Adam and I have been baking our own bread with the help of our bread maker for about 3 1/2 years, but we’ve rarely had the guts to try a loaf without it. Sure, we will take the dough out sometimes to shape challah or hamburger buns, but we still rely on the bread maker to do the tough parts.
It definitely does have its limitations though. It never gets the bread quite bakery-like, and baguettes are a prime example. We wanted that crisp, air bubble filled stick of bread goodness. And thanks to King Arthur Flour’s website, we did just that! They give very helpful step-by-step instructions.
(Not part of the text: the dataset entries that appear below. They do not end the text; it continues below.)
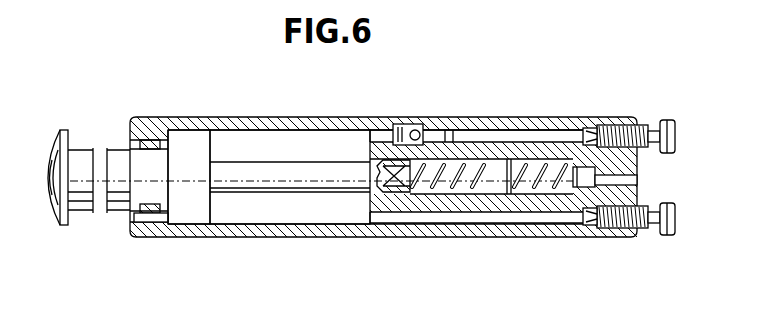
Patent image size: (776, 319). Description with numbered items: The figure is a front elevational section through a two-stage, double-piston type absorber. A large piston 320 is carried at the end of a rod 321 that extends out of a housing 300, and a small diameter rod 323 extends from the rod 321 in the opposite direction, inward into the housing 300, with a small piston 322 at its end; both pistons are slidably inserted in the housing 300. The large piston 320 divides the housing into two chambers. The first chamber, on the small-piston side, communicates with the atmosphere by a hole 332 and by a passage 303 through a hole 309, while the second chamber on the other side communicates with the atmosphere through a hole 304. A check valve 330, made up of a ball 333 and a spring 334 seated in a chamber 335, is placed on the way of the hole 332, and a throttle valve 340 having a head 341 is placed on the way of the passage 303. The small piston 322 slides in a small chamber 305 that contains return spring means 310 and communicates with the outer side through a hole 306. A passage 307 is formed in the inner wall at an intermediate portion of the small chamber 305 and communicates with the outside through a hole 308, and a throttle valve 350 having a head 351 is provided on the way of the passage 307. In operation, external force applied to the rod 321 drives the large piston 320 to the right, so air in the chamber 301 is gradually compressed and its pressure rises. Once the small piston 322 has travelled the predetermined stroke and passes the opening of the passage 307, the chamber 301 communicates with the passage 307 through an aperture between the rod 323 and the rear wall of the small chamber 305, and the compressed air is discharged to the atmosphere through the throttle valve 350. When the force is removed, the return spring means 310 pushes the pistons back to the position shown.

The housing 300 is at (350, 232).
The chamber 301 is at (265, 213).
The passage 303 is at (440, 217).
The hole 304 is at (148, 223).
The small chamber 305 is at (517, 190).
The hole 306 is at (632, 178).
The passage 307 is at (488, 135).
The hole 308 is at (578, 128).
The hole 309 is at (580, 232).
The return spring means 310 is at (509, 158).
The large piston 320 is at (186, 140).
The rod 321 is at (118, 197).
The small piston 322 is at (374, 140).
The small diameter rod 323 is at (280, 167).
The check valve 330 is at (425, 128).
The hole 332 is at (445, 125).
The ball 333 is at (413, 123).
The spring 334 is at (397, 126).
The chamber 335 is at (402, 172).
The throttle valve 340 is at (593, 227).
The head 341 is at (672, 224).
The throttle valve 350 is at (603, 125).
The head 351 is at (676, 134).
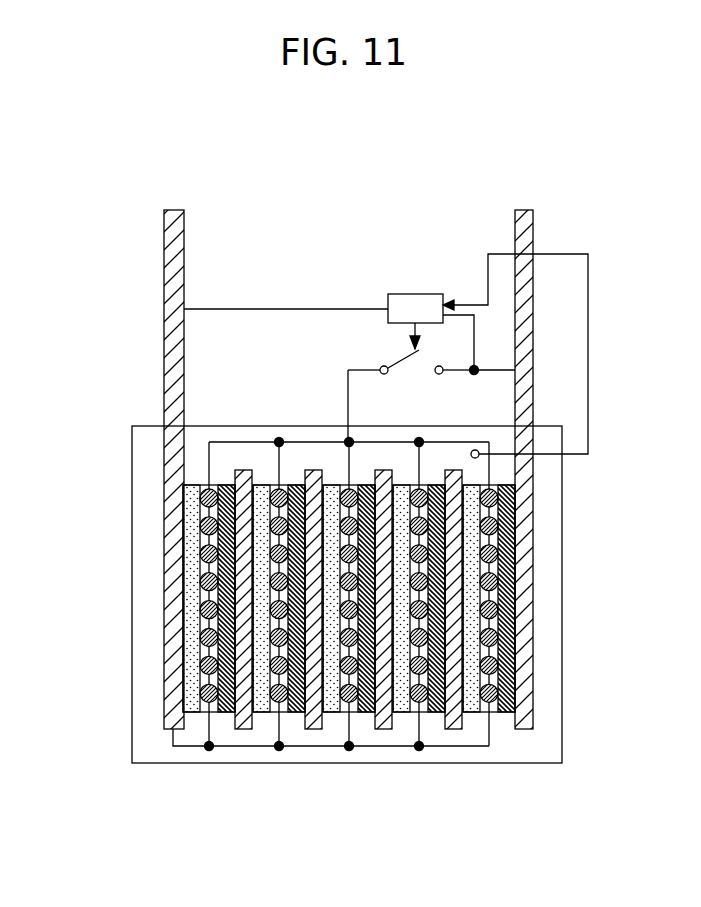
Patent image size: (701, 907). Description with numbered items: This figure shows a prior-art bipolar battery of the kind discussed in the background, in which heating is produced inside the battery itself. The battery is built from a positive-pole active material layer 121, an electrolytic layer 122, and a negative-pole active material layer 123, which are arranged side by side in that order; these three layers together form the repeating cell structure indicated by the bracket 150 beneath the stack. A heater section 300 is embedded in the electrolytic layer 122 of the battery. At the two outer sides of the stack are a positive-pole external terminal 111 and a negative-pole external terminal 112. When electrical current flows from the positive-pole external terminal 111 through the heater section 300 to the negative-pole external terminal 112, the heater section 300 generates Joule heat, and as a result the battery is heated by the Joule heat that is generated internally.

The process is a long one – but not very complicated. We started the night before by making a simple flour-water-yeast starter, and once it got bubbly (after about 14 hours), mixed in some more flour, water, salt, and yeast. My fear of kneading dough resulted in me using our stand mixer, which did a great job. After a few more hours of rising, shaping, and rising again, it was ready to go into the oven. Their blog really lays it out for you in detail – so definitely check it out.
The result? A wonderfully crisp baguette that would have been fine without any butter or oil. We dipped it in a delicious garlicky sauce from a chicken dish (post here). The only change at all is I would lesson the baking time a smidge. The bottom got a wee bit too dark. Oh, and oddly enough the baguette pans we bought ended up with a less crispy crust than the plain cookie sheet one. I guess we won’t use those again.
Regardless – definitely definitely definitely something we will make again!